Structure and Phase Composition of Heat-Resistant Ni–Al–Co Alloy After Annealing and Creep

The paper presents research into the structure and phase composition of Ni–Al–Co alloy modified by rhenium (~3 аt.%) alloying. Observations are carried out using the transmission electron microscopy. The initial state of the alloy is the state after the directional crystallization. The alloy is further subjected to 900°С annealing during 1143 h. Creep tests are additionally carried out for this alloy at the same temperature and time and 400 MPa load. It is shown that FCC disordered γ- and ordered γ′-phases are major in all alloy states. Secondary phases are found to be σ-phase, χ-phase, Laves and AlRe₂ phases.

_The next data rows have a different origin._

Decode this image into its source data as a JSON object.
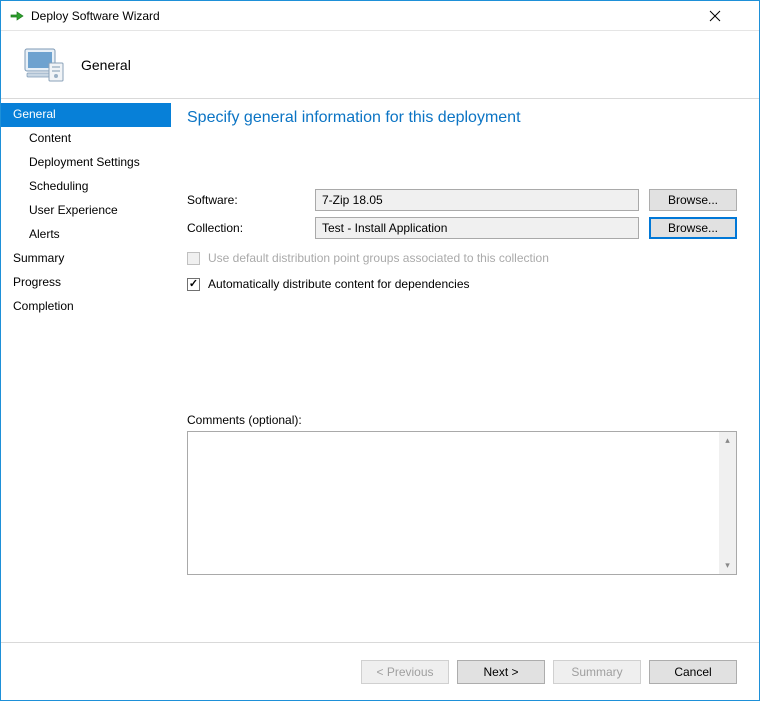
{
  "window": {
    "title": "Deploy Software Wizard"
  },
  "header": {
    "section_label": "General"
  },
  "sidebar": {
    "items": [
      {
        "label": "General",
        "sub": false,
        "active": true
      },
      {
        "label": "Content",
        "sub": true,
        "active": false
      },
      {
        "label": "Deployment Settings",
        "sub": true,
        "active": false
      },
      {
        "label": "Scheduling",
        "sub": true,
        "active": false
      },
      {
        "label": "User Experience",
        "sub": true,
        "active": false
      },
      {
        "label": "Alerts",
        "sub": true,
        "active": false
      },
      {
        "label": "Summary",
        "sub": false,
        "active": false
      },
      {
        "label": "Progress",
        "sub": false,
        "active": false
      },
      {
        "label": "Completion",
        "sub": false,
        "active": false
      }
    ]
  },
  "page": {
    "title": "Specify general information for this deployment",
    "software_label": "Software:",
    "software_value": "7-Zip 18.05",
    "collection_label": "Collection:",
    "collection_value": "Test - Install Application",
    "browse_label": "Browse...",
    "check_default_dp": "Use default distribution point groups associated to this collection",
    "check_auto_dist": "Automatically distribute content for dependencies",
    "comments_label": "Comments (optional):",
    "comments_value": ""
  },
  "footer": {
    "previous": "< Previous",
    "next": "Next >",
    "summary": "Summary",
    "cancel": "Cancel"
  }
}
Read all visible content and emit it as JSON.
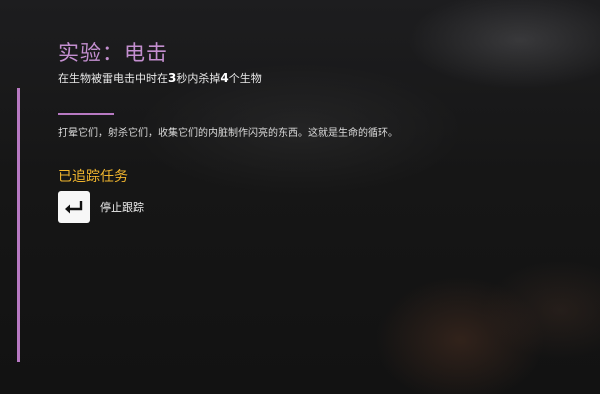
{
  "challenge": {
    "title": "实验：电击",
    "subtitle_parts": {
      "a": "在生物被雷电击中时在",
      "num1": "3",
      "b": "秒内杀掉",
      "num2": "4",
      "c": "个生物"
    },
    "description": "打晕它们，射杀它们，收集它们的内脏制作闪亮的东西。这就是生命的循环。"
  },
  "tracked": {
    "heading": "已追踪任务",
    "action_label": "停止跟踪",
    "action_icon": "enter-key-icon"
  },
  "colors": {
    "accent": "#b779c2",
    "title": "#c48fd0",
    "heading": "#f0b52e"
  }
}
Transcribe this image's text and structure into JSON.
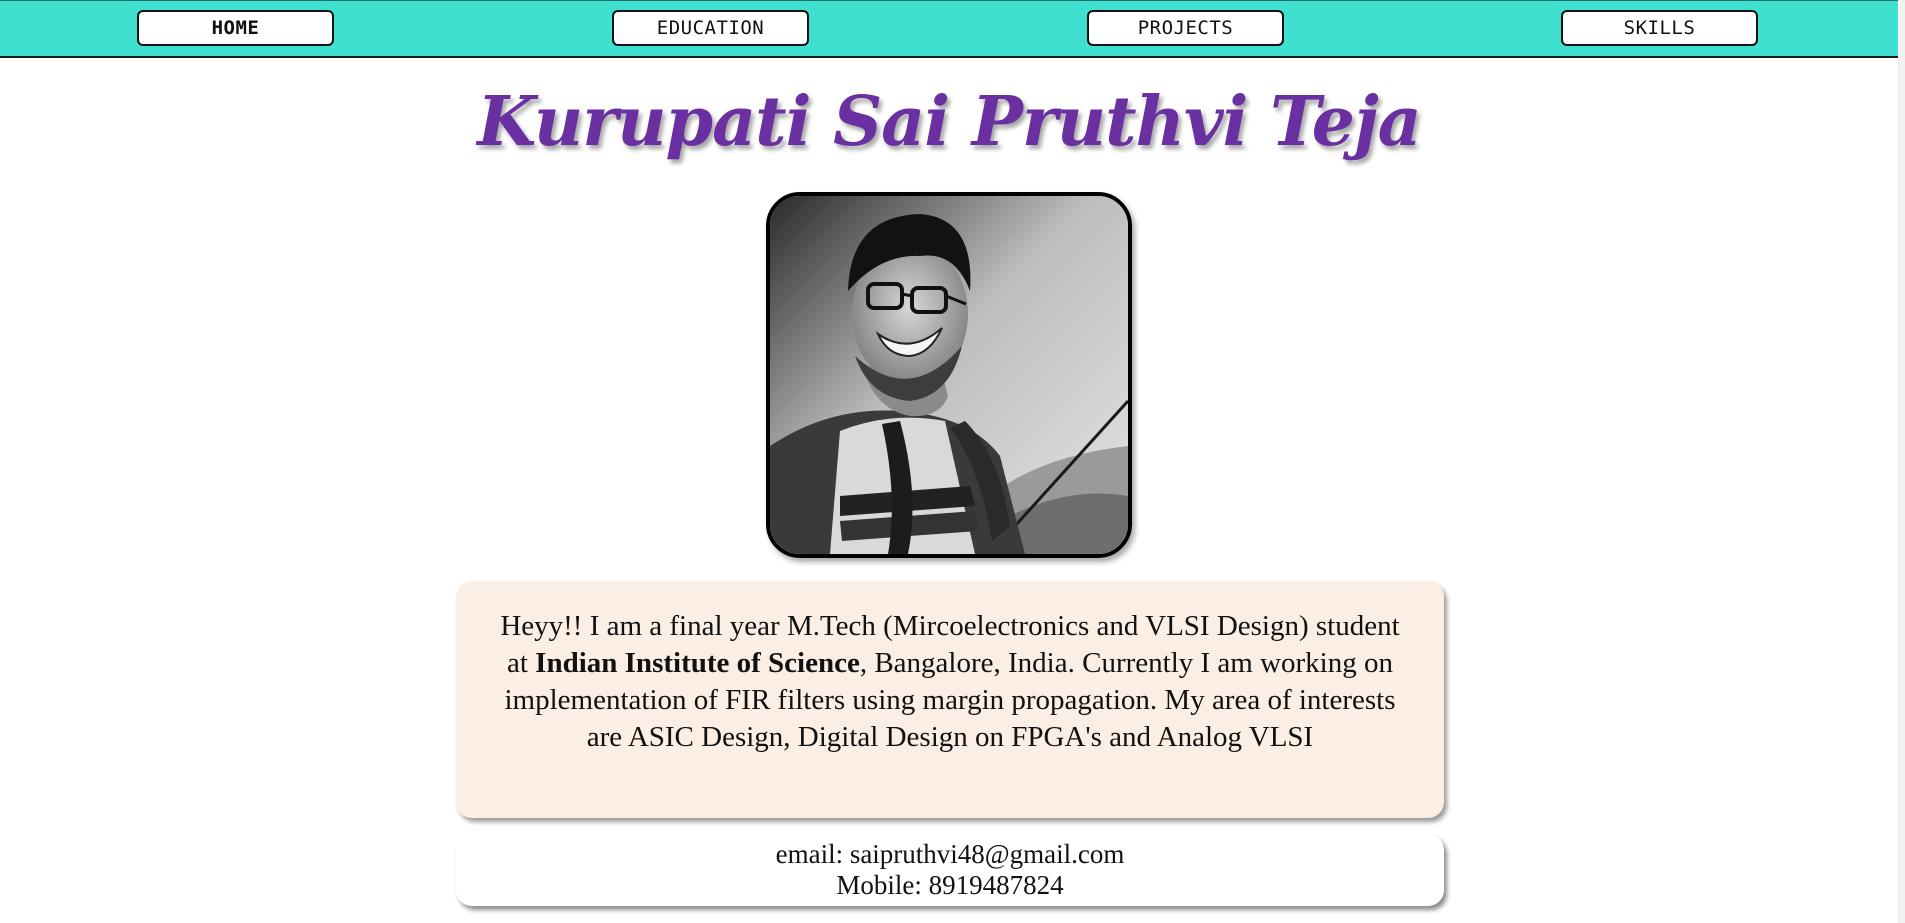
{
  "nav": {
    "home": "HOME",
    "education": "EDUCATION",
    "projects": "PROJECTS",
    "skills": "SKILLS",
    "active": "HOME"
  },
  "profile": {
    "name": "Kurupati Sai Pruthvi Teja",
    "photo_icon": "profile-photo"
  },
  "bio": {
    "part1": "Heyy!! I am a final year M.Tech (Mircoelectronics and VLSI Design) student at ",
    "institute": "Indian Institute of Science",
    "part2": ", Bangalore, India. Currently I am working on implementation of FIR filters using margin propagation. My area of interests are ASIC Design, Digital Design on FPGA's and Analog VLSI"
  },
  "contact": {
    "email": "email: saipruthvi48@gmail.com",
    "mobile": "Mobile: 8919487824"
  },
  "colors": {
    "navbar": "#40e0d0",
    "title": "#6a2fa0",
    "bio_background": "#faeee5"
  }
}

Experiments show that the high temperature annealing changes the phase composition of the alloy. Thus, the amount of the ordered γ′-phase increases, while that of disordered γ-phase decreases. During the creep process, the amount of the former reduces and the amount of the latter increases. The annealing process modifies the phase composition in secondary phases. It is found that the structural modification caused by the creep process differs from that caused by the annealing process. Thus, the creep-induced modification of the cuboid structure in γ′-phase is stronger than due to annealing. Dislocations are observed in γ- and γ′-phases in all states of the alloy. During the annealing process, the dislocation density in γ-phase is higher than in γ′-phase, and vice versa during the creep process. The experiments show that the behavior of the dislocation structures is different during the annealing and creep processes.